Contribution on roots of Czech cantiones just published in the prestigious musicological journal
The roots of the vibrant culture of cantiones, which developed fully in Bohemia from the second half of the 14th century onwards, are the subject of a paper by Hana Vlhová-Wörner, "Benedicamus Domino tropes in the monastery of Benedictine nuns at St George's, Prague", which has just been published in the prestigious journal Early Music (Oxford University Press).

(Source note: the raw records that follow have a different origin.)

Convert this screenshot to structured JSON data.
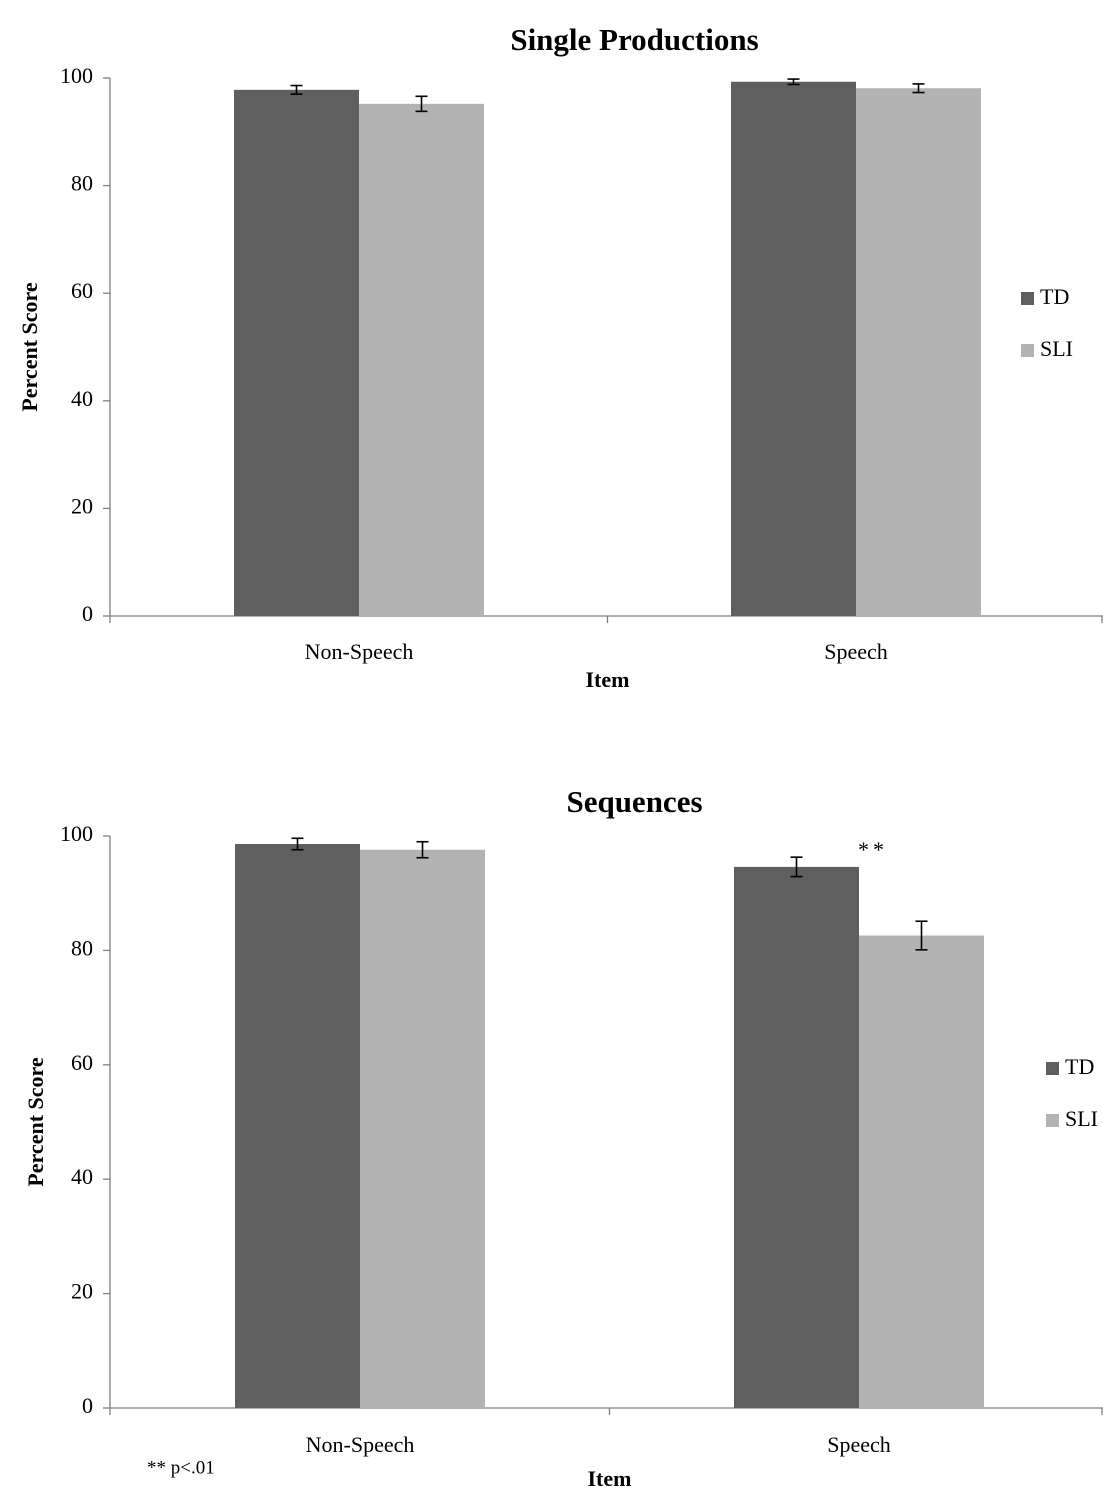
{
  "chart_data": [
    {
      "type": "bar",
      "title": "Single Productions",
      "xlabel": "Item",
      "ylabel": "Percent Score",
      "categories": [
        "Non-Speech",
        "Speech"
      ],
      "ylim": [
        0,
        100
      ],
      "yticks": [
        0,
        20,
        40,
        60,
        80,
        100
      ],
      "grid": false,
      "legend_position": "right",
      "series": [
        {
          "name": "TD",
          "color": "#5f5f5f",
          "values": [
            97.8,
            99.3
          ],
          "errors": [
            0.8,
            0.5
          ]
        },
        {
          "name": "SLI",
          "color": "#b3b3b3",
          "values": [
            95.2,
            98.1
          ],
          "errors": [
            1.4,
            0.8
          ]
        }
      ],
      "annotations": []
    },
    {
      "type": "bar",
      "title": "Sequences",
      "xlabel": "Item",
      "ylabel": "Percent Score",
      "categories": [
        "Non-Speech",
        "Speech"
      ],
      "ylim": [
        0,
        100
      ],
      "yticks": [
        0,
        20,
        40,
        60,
        80,
        100
      ],
      "grid": false,
      "legend_position": "right",
      "series": [
        {
          "name": "TD",
          "color": "#5f5f5f",
          "values": [
            98.6,
            94.6
          ],
          "errors": [
            1.0,
            1.7
          ]
        },
        {
          "name": "SLI",
          "color": "#b3b3b3",
          "values": [
            97.6,
            82.6
          ],
          "errors": [
            1.4,
            2.5
          ]
        }
      ],
      "annotations": [
        {
          "text": "**",
          "category": "Speech"
        }
      ]
    }
  ],
  "footnote": "** p<.01"
}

The paper is freely available at https://doi.org/10.1093/em/caac053.
The extraordinarily rich repertory of tropes for Benedicamus Domino has been known at the latest since Václav Plock's critical edition of 1985. The varied selection of melodies and poetic forms heard in the premises of this leading Czech Benedictine monastery clearly speaks against the prejudices formulated in the older literature, which quoted with a certain sneer medieval references to singing of nuns with 'croaky voices'. The research journey to find the sources of this remarkable collection leads in many cases west of the Rhine and reveals many surprises. If there were still doubts as to whether there was a book in Prague with motets before 1300, they are dispelled by a look at the trope of the Laus Domino resonet, which later developed to a popular cantio in Bohemia. And when might this repertoire have arrived in Bohemia? Possibly even in several waves, the first of them probably as early as the first half of the 13th century, along with the rich repertory of mass tropes that was introduced to the neighbouring St. Vitus Cathedral at this time.